China on Monday morning held a memorial service to bid farewell to Yuan Longping, known as the "father of hybrid rice," who passed away on Saturday.
Despite being a busy work day, thousands of people dressed in black showed up and laid flowers at the site before the service began at 10 a.m. in Changsha, capital of central China's Hunan Province.
The country's top rice scientist, who cultivated the first high-yield hybrid rice strain, died of organ failure at 91 in Changsha.
The agronomist helped China work a great wonder -- feeding nearly one-fifth of the world's population with less than 9 percent of the world's total arable land.
He is deeply respected in China, where getting enough to eat was once a serious problem. In 2019, Yuan was awarded the Medal of the Republic, China's highest state honor.
In a condolence message conveyed to Yuan's family, Chinese President Xi Jinping spoke highly of Yuan's contribution to China's food security, innovation in agricultural technology, and world grain development.
On Monday morning, the influx of mourners created a traffic gridlock miles long, prompting many to descend from their vehicles to walk to the memorial site inside a mortuary house. Some mourners arrived by train from other cities to "see Grandpa Yuan for the last time."
"People from outside Hunan are coming to bid him farewell," said Liu Haohui, one of the taxi drivers who offered free rides to the mourners. "As a local taxi driver, we hope to do something to pay tribute to Yuan."
Also among the huge crowd of mourners were couriers holding flowers that they said were ordered by distant buyers.
Many florists in Changsha told Xinhua that their chrysanthemums had sold out.
"Online orders kept flowing in. We worked overnight to prepare the flowers but still couldn't meet the demand," said florist Tan Lijuan.
RICE HERO
Yuan began his pioneering research on hybrid rice in 1964. After nine years of painstaking research and testing, his team successfully cultivated the hybrid-rice strain in 1973. Yuan spent the next four decades improving hybrid rice, which has now progressed to its third generation.
In China, the annual hybrid rice planting area has exceeded 16 million hectares, or 57 percent of the total rice planting area. The increased yield helps feed an extra 80 million people a year.

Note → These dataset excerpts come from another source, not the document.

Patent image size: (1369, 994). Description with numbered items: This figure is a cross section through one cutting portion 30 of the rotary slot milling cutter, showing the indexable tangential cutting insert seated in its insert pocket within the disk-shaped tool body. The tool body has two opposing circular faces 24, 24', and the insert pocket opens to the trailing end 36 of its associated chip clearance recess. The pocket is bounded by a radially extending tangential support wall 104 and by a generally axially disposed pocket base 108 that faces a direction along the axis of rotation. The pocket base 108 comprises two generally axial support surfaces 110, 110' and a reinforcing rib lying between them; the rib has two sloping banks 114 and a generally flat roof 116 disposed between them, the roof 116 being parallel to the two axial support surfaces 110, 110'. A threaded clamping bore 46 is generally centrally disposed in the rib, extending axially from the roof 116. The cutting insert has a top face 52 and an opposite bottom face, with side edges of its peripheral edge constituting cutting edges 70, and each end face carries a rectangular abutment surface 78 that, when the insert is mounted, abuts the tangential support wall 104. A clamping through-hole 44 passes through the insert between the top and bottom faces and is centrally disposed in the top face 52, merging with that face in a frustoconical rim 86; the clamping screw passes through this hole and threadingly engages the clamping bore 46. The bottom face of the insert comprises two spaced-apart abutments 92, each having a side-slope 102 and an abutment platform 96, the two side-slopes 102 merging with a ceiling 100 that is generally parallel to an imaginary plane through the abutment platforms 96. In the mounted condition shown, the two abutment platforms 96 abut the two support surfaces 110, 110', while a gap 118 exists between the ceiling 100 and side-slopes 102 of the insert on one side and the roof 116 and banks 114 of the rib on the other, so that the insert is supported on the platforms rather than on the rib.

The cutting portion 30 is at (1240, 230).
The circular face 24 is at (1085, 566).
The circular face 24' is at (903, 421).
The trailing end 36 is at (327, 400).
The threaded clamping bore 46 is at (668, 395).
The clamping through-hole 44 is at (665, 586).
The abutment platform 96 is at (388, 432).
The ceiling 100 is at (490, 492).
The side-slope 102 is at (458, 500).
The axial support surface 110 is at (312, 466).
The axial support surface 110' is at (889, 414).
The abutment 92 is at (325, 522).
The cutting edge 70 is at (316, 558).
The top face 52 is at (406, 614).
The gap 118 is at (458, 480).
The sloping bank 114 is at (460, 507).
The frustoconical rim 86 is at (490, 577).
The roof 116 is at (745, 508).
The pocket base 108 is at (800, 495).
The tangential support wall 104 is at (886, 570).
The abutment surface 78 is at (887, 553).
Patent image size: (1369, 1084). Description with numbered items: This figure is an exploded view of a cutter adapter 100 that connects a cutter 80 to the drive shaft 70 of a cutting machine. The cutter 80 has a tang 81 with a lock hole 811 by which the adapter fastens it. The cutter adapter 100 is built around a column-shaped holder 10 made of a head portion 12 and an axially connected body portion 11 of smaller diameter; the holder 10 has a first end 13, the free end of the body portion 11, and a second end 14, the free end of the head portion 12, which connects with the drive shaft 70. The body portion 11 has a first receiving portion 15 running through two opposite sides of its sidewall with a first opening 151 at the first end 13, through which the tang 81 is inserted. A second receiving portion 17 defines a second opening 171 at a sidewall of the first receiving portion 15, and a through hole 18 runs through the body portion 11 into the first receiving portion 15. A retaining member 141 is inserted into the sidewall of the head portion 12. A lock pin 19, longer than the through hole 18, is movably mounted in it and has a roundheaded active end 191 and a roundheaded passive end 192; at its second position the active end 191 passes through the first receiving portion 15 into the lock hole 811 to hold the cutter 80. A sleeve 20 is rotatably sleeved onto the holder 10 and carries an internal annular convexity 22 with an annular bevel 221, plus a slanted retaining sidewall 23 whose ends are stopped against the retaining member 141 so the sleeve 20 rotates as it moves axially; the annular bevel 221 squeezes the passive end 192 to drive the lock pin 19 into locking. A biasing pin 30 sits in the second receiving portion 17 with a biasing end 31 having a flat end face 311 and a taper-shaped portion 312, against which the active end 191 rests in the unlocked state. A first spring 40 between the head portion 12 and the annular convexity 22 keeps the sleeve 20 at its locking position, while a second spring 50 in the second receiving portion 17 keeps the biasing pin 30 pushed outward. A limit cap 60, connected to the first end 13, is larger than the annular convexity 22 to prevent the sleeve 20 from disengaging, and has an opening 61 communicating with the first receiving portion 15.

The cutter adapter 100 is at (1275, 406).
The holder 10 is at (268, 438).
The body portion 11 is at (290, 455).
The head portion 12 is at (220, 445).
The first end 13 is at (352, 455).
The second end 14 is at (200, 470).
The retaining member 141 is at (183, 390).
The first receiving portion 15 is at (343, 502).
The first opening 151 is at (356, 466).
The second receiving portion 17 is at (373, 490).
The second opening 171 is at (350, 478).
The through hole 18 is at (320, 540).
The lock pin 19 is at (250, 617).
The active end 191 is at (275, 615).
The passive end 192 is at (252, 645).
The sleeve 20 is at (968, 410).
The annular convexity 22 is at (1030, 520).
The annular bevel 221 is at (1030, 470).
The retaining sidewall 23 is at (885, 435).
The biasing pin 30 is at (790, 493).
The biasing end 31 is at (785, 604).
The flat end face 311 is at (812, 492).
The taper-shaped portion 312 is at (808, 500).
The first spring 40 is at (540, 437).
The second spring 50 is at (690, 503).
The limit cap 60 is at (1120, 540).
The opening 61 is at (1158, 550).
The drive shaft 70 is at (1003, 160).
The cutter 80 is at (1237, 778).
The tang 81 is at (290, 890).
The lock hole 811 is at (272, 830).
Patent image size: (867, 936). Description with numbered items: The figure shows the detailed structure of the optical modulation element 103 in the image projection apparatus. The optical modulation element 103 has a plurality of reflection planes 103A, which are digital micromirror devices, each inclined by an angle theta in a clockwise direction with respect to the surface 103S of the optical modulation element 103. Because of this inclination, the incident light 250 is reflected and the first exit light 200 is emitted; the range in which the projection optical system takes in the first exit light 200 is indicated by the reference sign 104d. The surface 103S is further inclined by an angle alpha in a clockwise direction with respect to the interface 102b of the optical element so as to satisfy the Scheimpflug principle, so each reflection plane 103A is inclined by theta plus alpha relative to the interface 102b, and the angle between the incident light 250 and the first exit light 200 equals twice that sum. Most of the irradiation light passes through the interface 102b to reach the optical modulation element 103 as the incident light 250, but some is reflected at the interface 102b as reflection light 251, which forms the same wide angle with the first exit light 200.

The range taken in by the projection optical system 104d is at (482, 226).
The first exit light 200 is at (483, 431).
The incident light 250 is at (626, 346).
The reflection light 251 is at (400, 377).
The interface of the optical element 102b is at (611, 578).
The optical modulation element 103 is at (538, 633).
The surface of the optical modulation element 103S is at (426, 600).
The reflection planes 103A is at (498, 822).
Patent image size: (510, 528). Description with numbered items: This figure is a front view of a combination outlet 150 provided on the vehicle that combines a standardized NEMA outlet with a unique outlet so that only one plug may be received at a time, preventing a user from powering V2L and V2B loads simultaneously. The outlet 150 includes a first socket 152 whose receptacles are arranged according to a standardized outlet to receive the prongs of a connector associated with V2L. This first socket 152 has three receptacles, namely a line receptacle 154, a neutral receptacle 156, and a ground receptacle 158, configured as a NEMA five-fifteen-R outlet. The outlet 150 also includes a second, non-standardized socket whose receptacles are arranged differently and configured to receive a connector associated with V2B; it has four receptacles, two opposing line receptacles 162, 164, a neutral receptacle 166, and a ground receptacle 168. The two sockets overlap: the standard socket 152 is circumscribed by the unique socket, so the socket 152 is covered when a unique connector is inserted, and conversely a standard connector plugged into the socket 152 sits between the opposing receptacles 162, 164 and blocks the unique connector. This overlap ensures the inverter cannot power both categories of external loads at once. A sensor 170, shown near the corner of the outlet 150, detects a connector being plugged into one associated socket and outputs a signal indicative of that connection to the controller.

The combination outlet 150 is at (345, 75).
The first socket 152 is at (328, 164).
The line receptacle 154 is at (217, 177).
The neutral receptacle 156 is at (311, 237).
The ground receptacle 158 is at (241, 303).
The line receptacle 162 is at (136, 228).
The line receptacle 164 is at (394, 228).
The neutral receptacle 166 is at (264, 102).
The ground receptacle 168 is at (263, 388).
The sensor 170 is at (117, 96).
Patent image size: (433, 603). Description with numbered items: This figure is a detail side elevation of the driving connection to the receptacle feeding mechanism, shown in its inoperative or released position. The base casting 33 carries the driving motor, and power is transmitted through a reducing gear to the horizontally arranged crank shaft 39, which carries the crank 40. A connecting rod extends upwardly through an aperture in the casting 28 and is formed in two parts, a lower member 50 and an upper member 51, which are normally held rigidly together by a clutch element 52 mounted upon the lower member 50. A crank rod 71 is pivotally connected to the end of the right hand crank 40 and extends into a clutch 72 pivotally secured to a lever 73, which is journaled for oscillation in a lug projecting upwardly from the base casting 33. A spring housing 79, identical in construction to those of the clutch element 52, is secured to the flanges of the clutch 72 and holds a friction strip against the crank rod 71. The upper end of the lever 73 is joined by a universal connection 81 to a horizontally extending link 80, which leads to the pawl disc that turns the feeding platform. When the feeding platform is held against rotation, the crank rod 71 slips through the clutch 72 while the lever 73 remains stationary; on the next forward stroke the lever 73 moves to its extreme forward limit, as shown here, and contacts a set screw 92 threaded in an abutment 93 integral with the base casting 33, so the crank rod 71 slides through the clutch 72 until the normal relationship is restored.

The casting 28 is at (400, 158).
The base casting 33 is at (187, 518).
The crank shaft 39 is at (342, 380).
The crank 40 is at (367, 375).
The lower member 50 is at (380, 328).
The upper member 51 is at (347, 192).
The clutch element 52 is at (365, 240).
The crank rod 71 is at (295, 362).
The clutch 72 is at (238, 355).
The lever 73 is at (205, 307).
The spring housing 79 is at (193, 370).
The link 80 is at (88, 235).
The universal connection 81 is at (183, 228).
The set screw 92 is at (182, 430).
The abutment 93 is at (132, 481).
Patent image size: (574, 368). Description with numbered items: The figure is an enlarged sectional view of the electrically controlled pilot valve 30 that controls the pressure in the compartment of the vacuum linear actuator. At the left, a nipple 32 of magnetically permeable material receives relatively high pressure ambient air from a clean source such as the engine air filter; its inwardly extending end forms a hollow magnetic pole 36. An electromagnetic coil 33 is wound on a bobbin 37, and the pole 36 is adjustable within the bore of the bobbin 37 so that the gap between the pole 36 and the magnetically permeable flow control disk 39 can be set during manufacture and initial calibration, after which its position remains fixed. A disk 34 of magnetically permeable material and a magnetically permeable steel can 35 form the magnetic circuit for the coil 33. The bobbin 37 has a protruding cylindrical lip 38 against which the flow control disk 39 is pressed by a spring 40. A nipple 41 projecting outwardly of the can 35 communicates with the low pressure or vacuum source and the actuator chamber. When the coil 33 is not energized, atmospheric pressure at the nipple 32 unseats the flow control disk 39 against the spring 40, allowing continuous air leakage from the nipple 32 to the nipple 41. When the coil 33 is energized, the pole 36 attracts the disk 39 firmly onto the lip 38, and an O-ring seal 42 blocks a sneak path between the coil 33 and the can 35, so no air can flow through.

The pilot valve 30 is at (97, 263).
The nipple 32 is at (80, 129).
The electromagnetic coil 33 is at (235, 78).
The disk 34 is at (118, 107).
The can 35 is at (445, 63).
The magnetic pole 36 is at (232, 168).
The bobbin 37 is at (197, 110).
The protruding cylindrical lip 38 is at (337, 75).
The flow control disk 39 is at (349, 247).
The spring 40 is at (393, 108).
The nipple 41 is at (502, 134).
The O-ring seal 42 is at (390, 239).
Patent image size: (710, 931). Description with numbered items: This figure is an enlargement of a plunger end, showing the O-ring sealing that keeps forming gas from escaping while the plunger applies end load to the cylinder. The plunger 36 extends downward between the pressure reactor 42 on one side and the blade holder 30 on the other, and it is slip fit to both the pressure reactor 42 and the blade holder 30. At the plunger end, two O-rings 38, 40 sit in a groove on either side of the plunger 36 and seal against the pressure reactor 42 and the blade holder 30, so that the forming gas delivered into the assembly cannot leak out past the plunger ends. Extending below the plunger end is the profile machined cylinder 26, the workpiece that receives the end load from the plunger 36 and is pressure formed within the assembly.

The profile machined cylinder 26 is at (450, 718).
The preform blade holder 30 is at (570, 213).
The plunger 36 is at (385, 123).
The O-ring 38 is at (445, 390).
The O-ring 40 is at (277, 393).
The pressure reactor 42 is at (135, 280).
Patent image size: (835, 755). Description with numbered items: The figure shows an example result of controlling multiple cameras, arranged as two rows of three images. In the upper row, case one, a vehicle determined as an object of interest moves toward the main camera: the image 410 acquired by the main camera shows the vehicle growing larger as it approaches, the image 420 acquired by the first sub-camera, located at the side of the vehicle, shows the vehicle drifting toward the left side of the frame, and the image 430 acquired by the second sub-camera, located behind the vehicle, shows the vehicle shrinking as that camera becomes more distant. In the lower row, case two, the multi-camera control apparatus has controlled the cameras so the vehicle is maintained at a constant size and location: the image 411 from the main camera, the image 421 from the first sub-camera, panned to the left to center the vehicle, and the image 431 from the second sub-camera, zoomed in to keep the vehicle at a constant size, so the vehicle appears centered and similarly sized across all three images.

His more recent achievements included developing varieties of saline-alkali tolerant rice. In January, his team said they planned to use the rice to transform 6.7 million hectares of saline-alkaline land in China over the next eight to 10 years.
Yuan's lifelong dedication to reducing hunger has made him a national hero and a household name in China.
"We travelled all the way here to see him off. We farmers owe him gratitude," said Zhou Xiuying, 70, inside the memorial hall.
"We must thank him for bringing us food," a woman was seen telling her young child at the site.
In 1999, an asteroid discovered by the national astronomical observatories was named after Yuan. He won the World Food Prize in 2004.
LEGACY FOR WORLD
Agronomists and officials outside China also joined in remembering Yuan, whose hybrid rice is credited with helping fend off hunger and reduce poverty on a global scale.
Calling Yuan "a true food hero," the UN Department of Economic and Social Affairs on Saturday mourned his passing on Twitter, saying that he "saved millions of people from hunger."
"He passed away today at 91 (due to illness) but his legacy and his mission to end hunger lives on," the tweet said.
His hybrid rice has been grown in more than 60 countries, with a total growing area of 8 million hectares outside China, according to the China National Hybrid Rice R&D Center where Yuan worked.
Yuan's team has also conducted training courses in dozens of countries in Africa, the Americas and Asia since the 1980s, to provide a robust food source in areas with a high risk of famine.
"Thank you very much Professor Yuan Longping and we hope that the whole world will remember you and continue to support the work that you and your colleagues have undertaken to improve agriculture in the world," Ramboasalama Arolalaina Ratsira, a hybrid rice expert of Madagascar, said in an interview with Xinhua.
In 2010, Yuan's team went to the African country long troubled by insufficient rice production. With their assistance, a hybrid crop variety produced a harvest of 10.8 tonnes per hectare in Madagascar in 2019, far exceeding the yield of local rice.
"It's a great loss for China and humanity," Madagascar's minister of agriculture, livestock and fisheries Fanomezantsoa Lucien Ranarivelo said on Yuan's passing.
Ivo Mello, technical director of Rice Institute of Rio Grande do Sul in Brazil, said his institute has started adopting and promoting the hybrid rice technology through cooperation with Hunan Hybrid Rice Research Center.
"He has left a legacy that will certainly be remembered for many, many centuries," he said.